ACP is favorable for patients who need longer cerebral protection because it could provide the luxury of time, allowing for appropriate repair of complicated arch aneurysms, which is especially important for surgical teams during the learning curve.
Especially, for short DHCA (25–30 minutes), straight DHCA seems to provide an excellent cerebral protection and surgical results and for urgent operations for acute type-A dissection in which the arrest time can be anticipated to be short for an open distal anastomosis. Hypothermia is by far the most effective modality for preservation of tissue integrity during unavoidable periods of interrupted blood flow. However, hypothermia has negative effects too; so, to decrease these negative effects recently, mainly with the help of ACP, many clinicians are using moderate-to-mild hypothermia. A lot of studies show good results using moderate hypothermia during HCA, especially when it is associated with selective perfusion techniques of brain and lower body.
The great number of studies and publications on this argument demonstrates a great interest from clinicians in this field. However, the amount of data obtained with different techniques, different temperature, and perfusion management may be confusing. Development of an experimental model could help defining the best temperature and perfusion management with a best comprehension of physiologic principles and limitations of HCA.

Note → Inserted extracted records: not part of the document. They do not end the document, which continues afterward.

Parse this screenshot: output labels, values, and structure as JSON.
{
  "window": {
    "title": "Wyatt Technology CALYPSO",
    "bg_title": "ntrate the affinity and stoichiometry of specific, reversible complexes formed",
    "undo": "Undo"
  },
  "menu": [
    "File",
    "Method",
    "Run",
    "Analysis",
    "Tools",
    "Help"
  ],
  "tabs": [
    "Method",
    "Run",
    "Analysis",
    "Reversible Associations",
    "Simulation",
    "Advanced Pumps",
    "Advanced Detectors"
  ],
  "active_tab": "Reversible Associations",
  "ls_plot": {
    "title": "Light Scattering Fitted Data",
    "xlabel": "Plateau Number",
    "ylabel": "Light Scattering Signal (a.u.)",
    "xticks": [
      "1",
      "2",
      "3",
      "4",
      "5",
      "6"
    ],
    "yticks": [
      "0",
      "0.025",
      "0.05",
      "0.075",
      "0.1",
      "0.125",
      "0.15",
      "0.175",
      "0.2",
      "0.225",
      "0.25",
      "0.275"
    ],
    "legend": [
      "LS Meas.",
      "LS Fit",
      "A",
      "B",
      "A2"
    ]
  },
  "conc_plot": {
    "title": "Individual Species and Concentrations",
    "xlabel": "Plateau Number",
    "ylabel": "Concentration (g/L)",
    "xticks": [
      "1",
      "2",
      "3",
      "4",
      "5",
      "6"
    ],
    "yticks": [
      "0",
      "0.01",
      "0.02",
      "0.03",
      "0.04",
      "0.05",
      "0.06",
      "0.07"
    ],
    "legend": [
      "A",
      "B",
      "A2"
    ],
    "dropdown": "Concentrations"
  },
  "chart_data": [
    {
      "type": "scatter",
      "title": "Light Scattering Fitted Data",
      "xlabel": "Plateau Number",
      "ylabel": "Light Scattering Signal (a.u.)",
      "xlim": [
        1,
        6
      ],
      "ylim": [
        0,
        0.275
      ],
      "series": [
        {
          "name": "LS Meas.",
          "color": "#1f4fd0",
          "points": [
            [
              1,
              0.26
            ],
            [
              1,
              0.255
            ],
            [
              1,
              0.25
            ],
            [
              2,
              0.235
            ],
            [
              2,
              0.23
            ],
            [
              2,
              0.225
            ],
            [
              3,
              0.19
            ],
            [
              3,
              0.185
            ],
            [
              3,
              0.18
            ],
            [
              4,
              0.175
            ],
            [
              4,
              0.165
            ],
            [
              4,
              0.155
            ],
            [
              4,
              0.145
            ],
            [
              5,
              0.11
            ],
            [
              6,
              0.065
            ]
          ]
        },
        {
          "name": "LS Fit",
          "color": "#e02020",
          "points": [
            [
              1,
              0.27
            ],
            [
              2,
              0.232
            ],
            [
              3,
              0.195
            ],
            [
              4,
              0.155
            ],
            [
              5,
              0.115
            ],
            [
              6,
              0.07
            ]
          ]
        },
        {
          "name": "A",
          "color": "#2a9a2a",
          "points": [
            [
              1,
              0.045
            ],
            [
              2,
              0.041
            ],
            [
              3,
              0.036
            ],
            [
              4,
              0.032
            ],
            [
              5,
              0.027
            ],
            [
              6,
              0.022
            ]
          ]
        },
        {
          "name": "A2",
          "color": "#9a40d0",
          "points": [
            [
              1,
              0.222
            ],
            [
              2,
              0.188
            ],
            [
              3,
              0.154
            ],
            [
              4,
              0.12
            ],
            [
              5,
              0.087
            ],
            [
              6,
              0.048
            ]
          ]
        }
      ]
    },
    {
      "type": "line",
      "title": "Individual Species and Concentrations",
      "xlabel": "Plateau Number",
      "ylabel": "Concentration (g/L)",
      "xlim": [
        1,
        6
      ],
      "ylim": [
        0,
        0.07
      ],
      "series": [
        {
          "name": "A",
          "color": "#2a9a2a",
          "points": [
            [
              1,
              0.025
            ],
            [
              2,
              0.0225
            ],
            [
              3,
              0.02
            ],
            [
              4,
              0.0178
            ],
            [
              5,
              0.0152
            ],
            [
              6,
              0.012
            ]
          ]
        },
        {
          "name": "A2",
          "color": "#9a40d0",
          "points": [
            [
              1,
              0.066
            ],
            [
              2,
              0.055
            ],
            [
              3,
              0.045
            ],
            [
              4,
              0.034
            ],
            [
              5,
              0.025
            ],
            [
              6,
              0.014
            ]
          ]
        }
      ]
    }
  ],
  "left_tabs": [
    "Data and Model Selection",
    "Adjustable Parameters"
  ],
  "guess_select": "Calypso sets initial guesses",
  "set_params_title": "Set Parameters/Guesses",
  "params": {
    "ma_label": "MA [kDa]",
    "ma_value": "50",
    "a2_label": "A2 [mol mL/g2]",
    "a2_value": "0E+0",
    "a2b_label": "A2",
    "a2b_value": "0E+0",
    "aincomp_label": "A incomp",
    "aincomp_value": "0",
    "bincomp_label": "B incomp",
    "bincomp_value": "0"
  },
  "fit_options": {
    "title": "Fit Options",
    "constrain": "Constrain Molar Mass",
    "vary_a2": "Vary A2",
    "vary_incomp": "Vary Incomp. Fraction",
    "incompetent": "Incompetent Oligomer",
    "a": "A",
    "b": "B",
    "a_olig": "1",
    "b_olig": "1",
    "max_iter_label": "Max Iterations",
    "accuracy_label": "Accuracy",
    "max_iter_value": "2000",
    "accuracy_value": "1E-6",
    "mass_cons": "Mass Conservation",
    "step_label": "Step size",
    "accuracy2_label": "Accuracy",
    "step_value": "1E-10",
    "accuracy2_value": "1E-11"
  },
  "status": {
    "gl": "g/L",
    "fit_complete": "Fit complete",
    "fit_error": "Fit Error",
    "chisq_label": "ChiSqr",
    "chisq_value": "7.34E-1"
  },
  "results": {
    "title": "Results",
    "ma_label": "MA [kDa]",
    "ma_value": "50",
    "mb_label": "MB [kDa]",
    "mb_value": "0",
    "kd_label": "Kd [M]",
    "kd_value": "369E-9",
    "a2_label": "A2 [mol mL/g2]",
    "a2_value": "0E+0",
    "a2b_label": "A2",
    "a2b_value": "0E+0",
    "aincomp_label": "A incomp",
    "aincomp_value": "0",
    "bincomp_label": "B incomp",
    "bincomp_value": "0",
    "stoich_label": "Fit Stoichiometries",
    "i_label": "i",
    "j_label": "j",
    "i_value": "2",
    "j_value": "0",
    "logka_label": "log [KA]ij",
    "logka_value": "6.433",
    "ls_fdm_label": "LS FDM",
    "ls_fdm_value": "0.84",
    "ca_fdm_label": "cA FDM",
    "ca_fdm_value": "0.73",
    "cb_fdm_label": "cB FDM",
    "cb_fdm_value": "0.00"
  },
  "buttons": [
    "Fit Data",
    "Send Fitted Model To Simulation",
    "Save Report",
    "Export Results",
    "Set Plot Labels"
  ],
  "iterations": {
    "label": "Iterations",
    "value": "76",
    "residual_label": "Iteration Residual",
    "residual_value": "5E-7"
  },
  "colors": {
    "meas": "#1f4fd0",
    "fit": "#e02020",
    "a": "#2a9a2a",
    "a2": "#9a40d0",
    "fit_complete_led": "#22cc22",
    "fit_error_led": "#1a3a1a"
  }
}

Surgeons and all operatory room team should know the different perfusion and temperature management techniques to choose the best solution for every patient and every situation, and, if it is necessary, change the operation program to face unexpected circumstances.
Guide lines established on expert consensus are strongly required. Optimal temperature and perfusion management in aortic arch surgery have to be defined and guaranteed to patients, especially in relatively simple aortic arch surgery, elective or urgent, when the time of circulatory arrest could be foreseen.
Footnotes
Author Disclosure Statement
No competing financial interests exist.